After studying the internal combustion engines developed by Nikolaus Otto (who developed the four-stroke engine called the Otto cycle to this day), Diesel conceived of an engine that would approach the thermodynamic limit established by Sadi Carnot in 1824. If the fuel in a cylinder could be expanded at constant pressure, it could get closer to Carnot's limit. He patented the concept in 1892, while working at the firm of the refrigeration engineer Carl von Linde in Berlin.

portrait of Diesel, 1883

Unfortunately, expanding at constant pressure meant that the engines had to be run at a low speed, limiting their power. Diesel insisted that they be run this way, which delayed their development.

Bert Hall of the Institute for History and Philosophy of Science and Technology at the University of Toronto writes:

"He threw himself over the rail of an English Channel steamer in 1913 after having lost control over his invention and after receiving a great deal of criticism in the German engineering journals for his theories of how the Diesel cycle supposedly worked.

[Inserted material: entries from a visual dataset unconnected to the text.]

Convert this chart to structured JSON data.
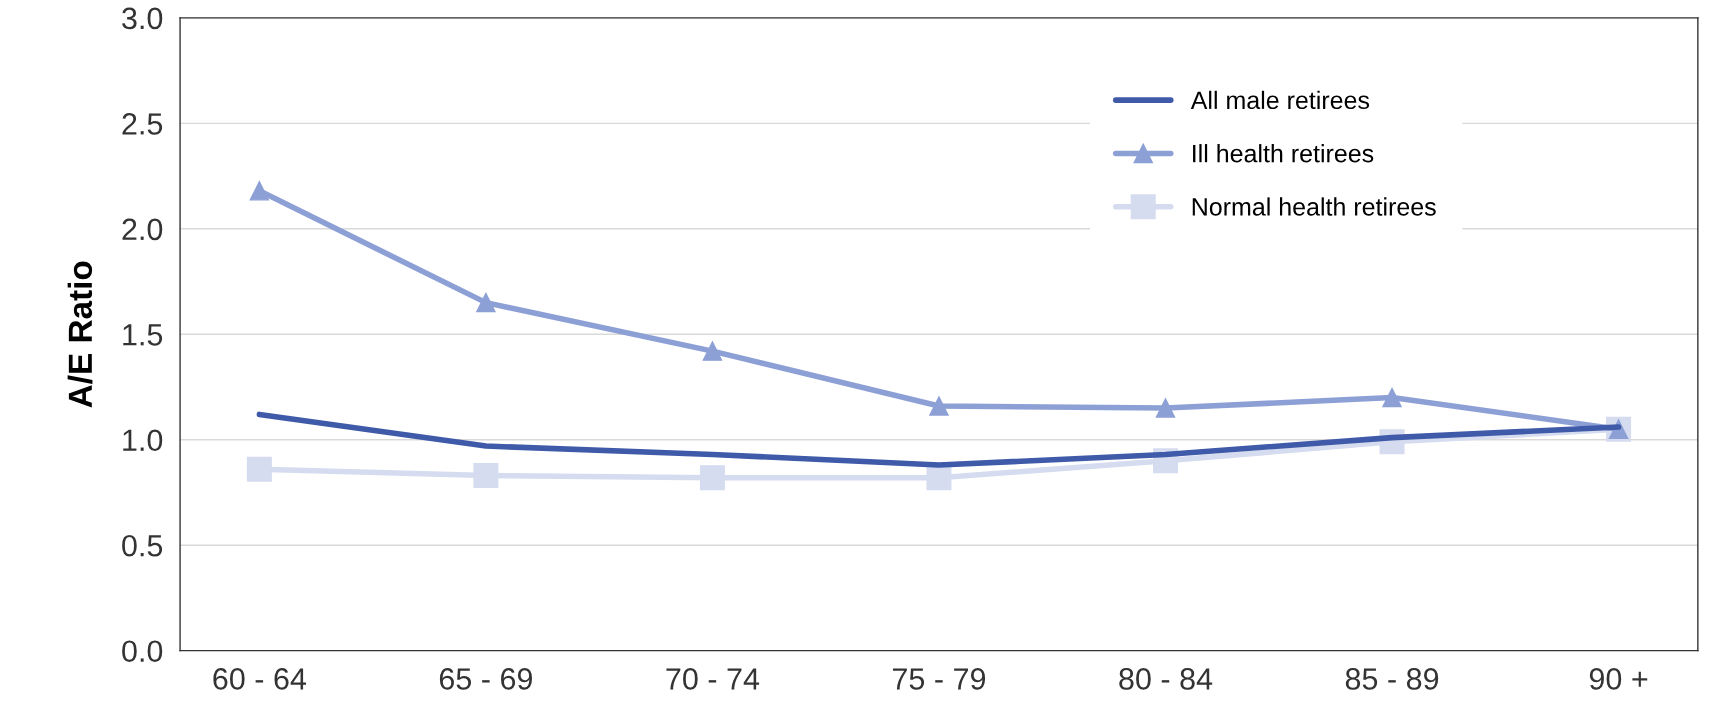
{
  "chart_data": {
    "type": "line",
    "ylabel": "A/E Ratio",
    "categories": [
      "60 - 64",
      "65 - 69",
      "70 - 74",
      "75 - 79",
      "80 - 84",
      "85 - 89",
      "90 +"
    ],
    "series": [
      {
        "name": "All male retirees",
        "color": "#3f5aa8",
        "marker": "none",
        "values": [
          1.12,
          0.97,
          0.93,
          0.88,
          0.93,
          1.01,
          1.06
        ]
      },
      {
        "name": "Ill health retirees",
        "color": "#8da0d6",
        "marker": "triangle",
        "values": [
          2.18,
          1.65,
          1.42,
          1.16,
          1.15,
          1.2,
          1.05
        ]
      },
      {
        "name": "Normal health retirees",
        "color": "#d5dcef",
        "marker": "square",
        "values": [
          0.86,
          0.83,
          0.82,
          0.82,
          0.9,
          0.99,
          1.05
        ]
      }
    ],
    "ylim": [
      0,
      3
    ],
    "yticks": [
      {
        "value": 0,
        "label": "0.0"
      },
      {
        "value": 0.5,
        "label": "0.5"
      },
      {
        "value": 1,
        "label": "1.0"
      },
      {
        "value": 1.5,
        "label": "1.5"
      },
      {
        "value": 2,
        "label": "2.0"
      },
      {
        "value": 2.5,
        "label": "2.5"
      },
      {
        "value": 3,
        "label": "3.0"
      }
    ],
    "grid": "y",
    "legend": "top right",
    "line_style": "solid"
  }
}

His family was never willing to accept the idea that it was suicide, but most historians seem to agree that he was despondent and suffering from a form of depression. Most historians agree that it was likely suicide.

Diesel had had some sort of mental breakdown about 12-14 years earlier, when he was working madly to develop his engine. He had to be hospitalized and he never fully regained control over the project even after he came back to the firm. The more the engine was developed, the farther it seemed to drift from his original conception, and there was the question of whether his patents would stand up if the engine didn't work according to the theories he had advanced to justify its being patented. He was also coming in for criticism, as I mentioned, and this seemed to worsen his depression. His death seems likely to have been self-inflicted."